Mais le contexte géopolitique a profondément évolué depuis. Les États-Unis ont orchestré le renversement de Nicolás Maduro au Venezuela et se sont engagés militairement aux côtés d’Israël contre l’Iran. Lula, qui avait accusé Trump en 2025 de vouloir « devenir l’empereur du monde », a fermement dénoncé ces deux interventions. « Je m’oppose à toute forme d’ingérence politique, quel que soit le pays concerné », avait-il déclaré le mois dernier.
Le président brésilien, âgé de 80 ans, arrive à Washington dans une position politique fragilisée. Après plusieurs revers parlementaires retentissants, il se trouve en situation de quasi-égalité dans les intentions de vote avec Flavio Bolsonaro, le fils aîné de son prédécesseur, à moins de six mois du scrutin. Dans ce contexte, Lula entend « consolider sa relation personnelle avec Trump » afin de limiter les risques d’ingérence américaine dans le processus électoral, analyse Oliver Stuenkel, professeur de relations internationales à la Fondation Getulio Vargas de São Paulo. « Nous sommes confiants, car l’invitation émane de Trump lui-même. La période de confrontation entre les États-Unis et le Brésil est désormais révolue », abonde Rubens Pereira Junior, député du Parti des travailleurs.

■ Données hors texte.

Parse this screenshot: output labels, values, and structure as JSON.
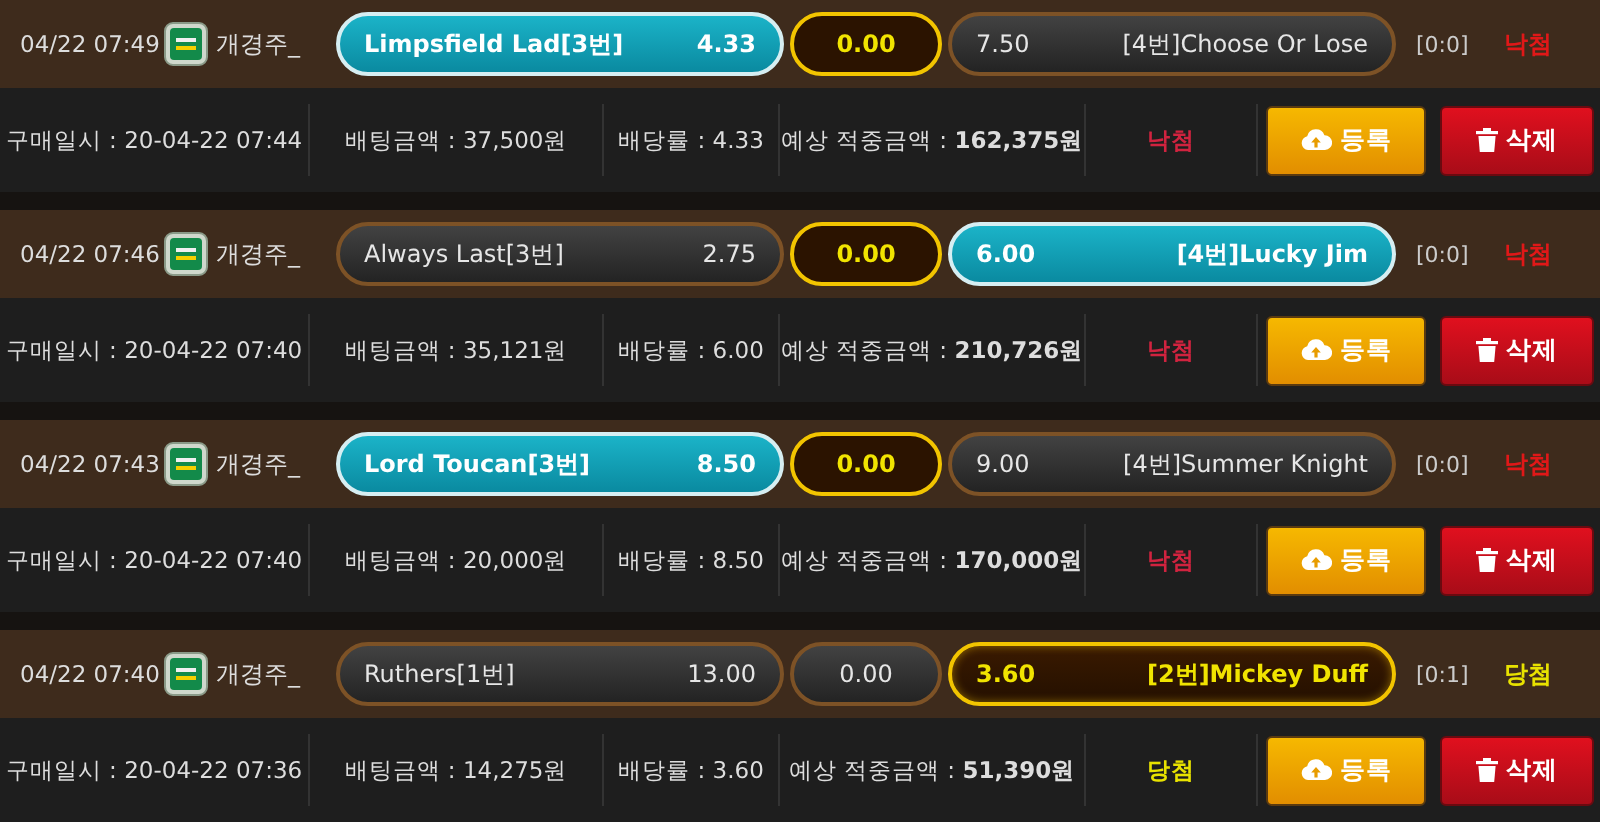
{
  "bets": [
    {
      "time": "04/22 07:49",
      "game": "개경주_",
      "home": {
        "label": "Limpsfield Lad[3번]",
        "odds": "4.33",
        "selected": true,
        "result": false
      },
      "draw": {
        "odds": "0.00",
        "selected": false,
        "result": true
      },
      "away": {
        "label": "[4번]Choose Or Lose",
        "odds": "7.50",
        "selected": false,
        "result": false
      },
      "score": "[0:0]",
      "outcome": {
        "text": "낙첨",
        "kind": "lose"
      },
      "purchase": "구매일시 : 20-04-22 07:44",
      "stake": "배팅금액 : 37,500원",
      "rate": "배당률 : 4.33",
      "expected": "예상 적중금액 : **162,375원**",
      "status": {
        "text": "낙첨",
        "kind": "lose"
      },
      "buttons": [
        "등록",
        "삭제"
      ]
    },
    {
      "time": "04/22 07:46",
      "game": "개경주_",
      "home": {
        "label": "Always Last[3번]",
        "odds": "2.75",
        "selected": false,
        "result": false
      },
      "draw": {
        "odds": "0.00",
        "selected": false,
        "result": true
      },
      "away": {
        "label": "[4번]Lucky Jim",
        "odds": "6.00",
        "selected": true,
        "result": false
      },
      "score": "[0:0]",
      "outcome": {
        "text": "낙첨",
        "kind": "lose"
      },
      "purchase": "구매일시 : 20-04-22 07:40",
      "stake": "배팅금액 : 35,121원",
      "rate": "배당률 : 6.00",
      "expected": "예상 적중금액 : **210,726원**",
      "status": {
        "text": "낙첨",
        "kind": "lose"
      },
      "buttons": [
        "등록",
        "삭제"
      ]
    },
    {
      "time": "04/22 07:43",
      "game": "개경주_",
      "home": {
        "label": "Lord Toucan[3번]",
        "odds": "8.50",
        "selected": true,
        "result": false
      },
      "draw": {
        "odds": "0.00",
        "selected": false,
        "result": true
      },
      "away": {
        "label": "[4번]Summer Knight",
        "odds": "9.00",
        "selected": false,
        "result": false
      },
      "score": "[0:0]",
      "outcome": {
        "text": "낙첨",
        "kind": "lose"
      },
      "purchase": "구매일시 : 20-04-22 07:40",
      "stake": "배팅금액 : 20,000원",
      "rate": "배당률 : 8.50",
      "expected": "예상 적중금액 : **170,000원**",
      "status": {
        "text": "낙첨",
        "kind": "lose"
      },
      "buttons": [
        "등록",
        "삭제"
      ]
    },
    {
      "time": "04/22 07:40",
      "game": "개경주_",
      "home": {
        "label": "Ruthers[1번]",
        "odds": "13.00",
        "selected": false,
        "result": false
      },
      "draw": {
        "odds": "0.00",
        "selected": false,
        "result": false
      },
      "away": {
        "label": "[2번]Mickey Duff",
        "odds": "3.60",
        "selected": true,
        "result": true
      },
      "score": "[0:1]",
      "outcome": {
        "text": "당첨",
        "kind": "win"
      },
      "purchase": "구매일시 : 20-04-22 07:36",
      "stake": "배팅금액 : 14,275원",
      "rate": "배당률 : 3.60",
      "expected": "예상 적중금액 : **51,390원**",
      "status": {
        "text": "당첨",
        "kind": "win"
      },
      "buttons": [
        "등록",
        "삭제"
      ]
    }
  ]
}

La sécurité figure au premier rang des préoccupations des électeurs brésiliens, et la lutte contre le crime organisé occupe une place centrale dans l’agenda de la réunion. Le ministre brésilien des Finances, Dario Durigan, présent dans la délégation, a souligné mercredi la volonté de son pays de renforcer la coopération bilatérale contre les cartels de la drogue. Un accord signé en avril prévoit déjà le partage de données issues des contrôles scanner des conteneurs transitant entre le Brésil et les États-Unis, afin de lutter contre le trafic d’armes et de stupéfiants.
Donald Trump a fait de la lutte contre ce qu’il qualifie de « narcoterrorisme » une priorité de son second mandat, en classant certains groupes criminels comme organisations terroristes étrangères. Cette qualification a notamment servi de justification à l’intervention militaire au Venezuela. Pour Oliver Stuenkel, le Brésil cherche à démontrer son rôle actif dans cette lutte afin « d’écarter le risque » de voir Washington placer les deux principales organisations criminelles du pays sur la liste des groupes terroristes. « Les États-Unis considèrent de plus en plus ces entités comme des organisations criminelles transnationales sophistiquées à portée régionale », observe Rebecca Bill Chavez, présidente du groupe de réflexion Inter-American Dialogue. « Mais au Brésil, cela suscite de vives inquiétudes quant aux implications juridiques, politiques et souveraines. »
La question des terres rares devrait également figurer au menu des discussions. Le Brésil possède les deuxièmes plus grandes réserves mondiales de ces minéraux essentiels à l’industrie technologique, derrière la Chine. « Les investissements étrangers sont les bienvenus, mais nous souhaitons favoriser l’industrialisation et créer des emplois hautement qualifiés », a précisé le ministre Durigan. Par ailleurs, Washington mène une enquête pour pratiques commerciales déloyales à l’encontre du Brésil, notamment pour déterminer si le système de virement bancaire gratuit Pix, lancé en 2020 et qui a révolutionné les paiements dans le pays, nuit à la compétitivité des entreprises américaines. Rien qu’au mois de janvier, Pix a enregistré sept milliards de transactions, dépassant largement l’usage des cartes bancaires.